Special Issue: Cancer Research Training
Intramural Training at NCI: A Wealth of Opportunities
People from all over the world and at various stages of their academic careers—high-school students through senior-level scientists—come to NCI to take advantage of a wealth of training opportunities. The knowledge and skills they acquire prepare them to undertake new challenges at NCI and beyond.
On-campus (intramural) research training at NCI is offered through the Cancer Prevention Fellowship Program (CPFP), as well as specific programs administered by the Center for Cancer Research (CCR) and the Division of Cancer Epidemiology and Genetics (DCEG).
The directors of these programs meet regularly through the Center for Cancer Training, which administers the CPFP and all extramural training through its Cancer Training Branch, so they can coordinate efforts and maintain the quality of the experience for those who come to NCI. A shared goal is to ensure each trainee is progressing scientifically. The directors also work to provide fellows with the tools necessary to identify and meet their long-term career goals.
"The training programs at NCI and NIH have really blossomed in recent years," said Dr. Jackie Lavigne, who has been involved with these training programs and currently directs DCEG's Office of Education. She notes that for many trainees, coming to NCI is the best way to learn about the full breadth of research opportunities.

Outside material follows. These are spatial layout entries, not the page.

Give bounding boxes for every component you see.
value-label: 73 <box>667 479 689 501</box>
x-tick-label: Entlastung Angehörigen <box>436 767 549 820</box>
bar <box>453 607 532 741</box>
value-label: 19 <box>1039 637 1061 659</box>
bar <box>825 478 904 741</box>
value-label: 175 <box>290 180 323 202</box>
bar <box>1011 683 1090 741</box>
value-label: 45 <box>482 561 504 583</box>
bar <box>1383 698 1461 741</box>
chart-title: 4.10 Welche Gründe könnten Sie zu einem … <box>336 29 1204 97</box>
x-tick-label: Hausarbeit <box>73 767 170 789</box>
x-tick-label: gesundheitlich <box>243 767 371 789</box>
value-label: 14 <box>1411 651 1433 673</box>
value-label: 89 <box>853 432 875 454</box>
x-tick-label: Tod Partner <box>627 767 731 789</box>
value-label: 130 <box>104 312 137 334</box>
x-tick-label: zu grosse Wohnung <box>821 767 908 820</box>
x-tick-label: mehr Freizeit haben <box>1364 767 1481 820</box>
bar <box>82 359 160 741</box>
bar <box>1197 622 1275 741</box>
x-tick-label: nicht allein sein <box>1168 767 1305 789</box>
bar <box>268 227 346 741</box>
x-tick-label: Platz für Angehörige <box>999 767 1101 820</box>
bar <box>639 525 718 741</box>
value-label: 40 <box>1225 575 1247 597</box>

Together, the programs span the cancer biomedical research spectrum, from population-based studies to investigational therapeutics. The largest program is run by CCR, which offers fellowships for training in the basic and translational sciences, as well as in the clinic. About a thousand fellows are enrolled in the program. For clinical fellows, CCR offers a place to visit patients and conduct lab work all under the same roof. "It is rare that a researcher gets to do both clinical and basic research on essentially the same research problem. That is what CCR is set up for," said former CCR Clinical Fellow Dr. Sunil Sudarshan, a urologist and now assistant professor at the University of Texas Health Science Center.
Another former fellow, Dr. Patrick Johnston, said that CCR provides an "environment where one can be mentored and further develop one's medical, scientific, and analytical skills to make fundamental discoveries that ultimately will benefit patients around the globe." Dr. Johnston is now a professor in the Centre for Cancer Research and Cell Biology and dean of the School of Medicine and Dentistry at the Queen's University in Belfast, Northern Ireland.
To focus specifically on the challenges of cancer prevention, NCI established the CPFP. CPFP offers postdoctoral fellowship opportunities for individuals from diverse disciplines, including behavioral, laboratory, and clinical sciences, epidemiology, ethics, and public health. The program enrolls approximately 10 fellows per year for a 4-year fellowship.
Population-based studies, findings from which inform basic, clinical, and prevention research, are supported through DCEG. Each year, the DCEG Fellowship Program provides a scientific home to about 90 pre- and postdoctoral trainees and another 30 in the summer. Working with DCEG scientists, fellows design, carry out, analyze, and publish research studies on the causes of cancer and related conditions in human populations, as well as explore new approaches to cancer prevention.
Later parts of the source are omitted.